Desafios para melhorar o precário saneamento básico brasileiro
Enviada em 01/10/2021
Desde o Iluminismo, entende-se que uma sociedade só progride quando um se mobiliza com o problema do outro. De maneira análoga a isso, os desafios para melhorar o precário saneamento básico brasileiro vem crescendo exponencialmente ao passar dos anos. Nesse prisma, destacam-se dois aspectos importantes: negligência governamental e lacuna educacional.
Em primeiro plano, evidencia-se a negligência governamental como agravante no revés. Desse modo, o filósofo inglês, Thomas Hobbes, em sua obra ‘‘Leviatã’’, defende a ideia de que o Estado tem obrigação de promover meios que auxiliem o progresso comum. Todavia, esta tese não se aplica, uma vez que as autoridades governamentais, especialmente o Ministério do Meio ambiente não medem esforços para criar ações que resolveriam os problemas, como por exemplo a criação de redes de esgoto em lugares remotos. Assim, a falta destas redes implica na degradação da qualidade de vida dos moradores, pois favorece a proliferação de doenças transmissíveis, vide a leptospirose, transmitida nas águas contaminadas. Logo infelizmente, enquanto não houver uma ressignificação nesse sentido, os casos de enfermidades irão aumentar.

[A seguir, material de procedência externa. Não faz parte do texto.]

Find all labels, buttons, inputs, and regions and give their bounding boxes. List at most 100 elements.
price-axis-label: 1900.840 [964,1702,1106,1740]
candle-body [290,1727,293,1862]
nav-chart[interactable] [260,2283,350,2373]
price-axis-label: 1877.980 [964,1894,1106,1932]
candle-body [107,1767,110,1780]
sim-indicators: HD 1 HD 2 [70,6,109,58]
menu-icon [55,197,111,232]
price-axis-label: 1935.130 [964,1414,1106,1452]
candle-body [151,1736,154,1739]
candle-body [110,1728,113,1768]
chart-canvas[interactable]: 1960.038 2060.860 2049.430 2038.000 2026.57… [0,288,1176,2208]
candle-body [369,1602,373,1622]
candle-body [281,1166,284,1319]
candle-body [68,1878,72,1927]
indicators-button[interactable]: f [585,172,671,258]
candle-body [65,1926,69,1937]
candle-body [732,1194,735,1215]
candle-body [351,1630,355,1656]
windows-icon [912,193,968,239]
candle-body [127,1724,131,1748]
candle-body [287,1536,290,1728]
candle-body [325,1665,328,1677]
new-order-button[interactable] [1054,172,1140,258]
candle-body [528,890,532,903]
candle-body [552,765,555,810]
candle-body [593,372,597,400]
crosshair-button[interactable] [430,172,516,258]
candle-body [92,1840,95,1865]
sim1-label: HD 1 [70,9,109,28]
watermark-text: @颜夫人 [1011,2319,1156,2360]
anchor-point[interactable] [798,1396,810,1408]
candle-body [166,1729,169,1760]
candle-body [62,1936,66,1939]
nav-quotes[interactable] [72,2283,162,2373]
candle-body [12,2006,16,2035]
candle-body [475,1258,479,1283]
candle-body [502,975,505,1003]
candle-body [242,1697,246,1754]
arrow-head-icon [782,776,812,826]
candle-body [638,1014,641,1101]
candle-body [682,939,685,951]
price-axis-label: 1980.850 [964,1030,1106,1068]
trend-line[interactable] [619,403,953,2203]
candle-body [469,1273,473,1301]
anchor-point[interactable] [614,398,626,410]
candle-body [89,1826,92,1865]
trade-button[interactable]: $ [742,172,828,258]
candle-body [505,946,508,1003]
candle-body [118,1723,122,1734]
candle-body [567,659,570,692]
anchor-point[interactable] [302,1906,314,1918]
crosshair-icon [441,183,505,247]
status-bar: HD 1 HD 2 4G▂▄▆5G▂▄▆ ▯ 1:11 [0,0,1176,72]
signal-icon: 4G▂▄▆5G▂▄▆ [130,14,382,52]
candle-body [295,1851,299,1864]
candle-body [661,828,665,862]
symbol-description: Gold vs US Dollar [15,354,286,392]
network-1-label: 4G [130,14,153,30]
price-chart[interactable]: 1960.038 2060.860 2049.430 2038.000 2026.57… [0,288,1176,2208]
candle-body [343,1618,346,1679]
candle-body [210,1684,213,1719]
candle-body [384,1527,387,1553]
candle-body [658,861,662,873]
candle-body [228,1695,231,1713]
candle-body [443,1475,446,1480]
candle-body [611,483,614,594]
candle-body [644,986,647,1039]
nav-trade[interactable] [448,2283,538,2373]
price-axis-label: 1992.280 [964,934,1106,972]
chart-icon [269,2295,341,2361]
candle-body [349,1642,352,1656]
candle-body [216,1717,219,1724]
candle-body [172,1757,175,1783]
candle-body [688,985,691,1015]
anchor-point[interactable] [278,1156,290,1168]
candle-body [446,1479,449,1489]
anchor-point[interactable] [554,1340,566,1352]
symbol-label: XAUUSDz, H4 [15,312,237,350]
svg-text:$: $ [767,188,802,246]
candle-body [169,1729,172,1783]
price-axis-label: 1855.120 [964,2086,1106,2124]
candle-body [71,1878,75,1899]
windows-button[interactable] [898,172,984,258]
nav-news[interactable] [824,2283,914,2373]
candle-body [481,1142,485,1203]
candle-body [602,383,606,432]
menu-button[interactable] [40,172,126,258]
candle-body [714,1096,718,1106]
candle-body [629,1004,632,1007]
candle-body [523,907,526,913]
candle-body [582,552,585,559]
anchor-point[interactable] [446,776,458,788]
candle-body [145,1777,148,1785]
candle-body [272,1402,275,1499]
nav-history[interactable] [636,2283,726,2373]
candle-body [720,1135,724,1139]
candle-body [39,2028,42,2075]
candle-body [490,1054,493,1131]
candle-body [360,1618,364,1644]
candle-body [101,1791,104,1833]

Ademais, é notório a lacuna educacional como coadjuvante na questão. Por esse ângulo, o pedagogo brasileiro, Paulo Freire, dissera que a escola tem que abandonar a metodologia exclusivamente tecnicista para desenvolver o pensamento crítico dos alunos. Porém, ao passar o ensino técnico, não prepara indivíduos que tenham consciência acerca dos impactos de suas ações no meio ambiente, como o descarte incorreto dos lixos nas ruas das cidades, que acarretam nos entupimentos dos bueiros públicos. Então, com esse exemplo de atitude degradadora, em conjunto com a negligência dos governantes, cria-se uma contribuição que desfavorece praticamente qualquer método de resolução do problema, visto que os que mais sofrem com os problemas acabam intensificando os mesmos. Destarte, é ilógico que uma nação que tenha ‘‘progresso’’ em sua bandeira, permaneça com atitudes que vão em desacordo com seus lemas, sendo necessário uma mudança nesse aspecto.
Portanto, indubitavelmente, fica evidente a necessidade de medidas que venham a reduzir os desafios para melhorar o saneamento básico brasileiro, Por conseguinte, cabe ao governo federal, por meio do Ministério do Meio Ambiente, direcionar os impostos federais a criação de obras de saneamento, aplicando nas áreas de mais carência e simultaneamente, estando presente nessas áreas, disseminando a informação acerca da preservação dos locais afetados, através de cartilhas e palestras em escolas públicas da região, a fim de que futuramente a sociedade não sofra com esses entraves básicos. Somente assim, a tese iluminista poderá se concretizar.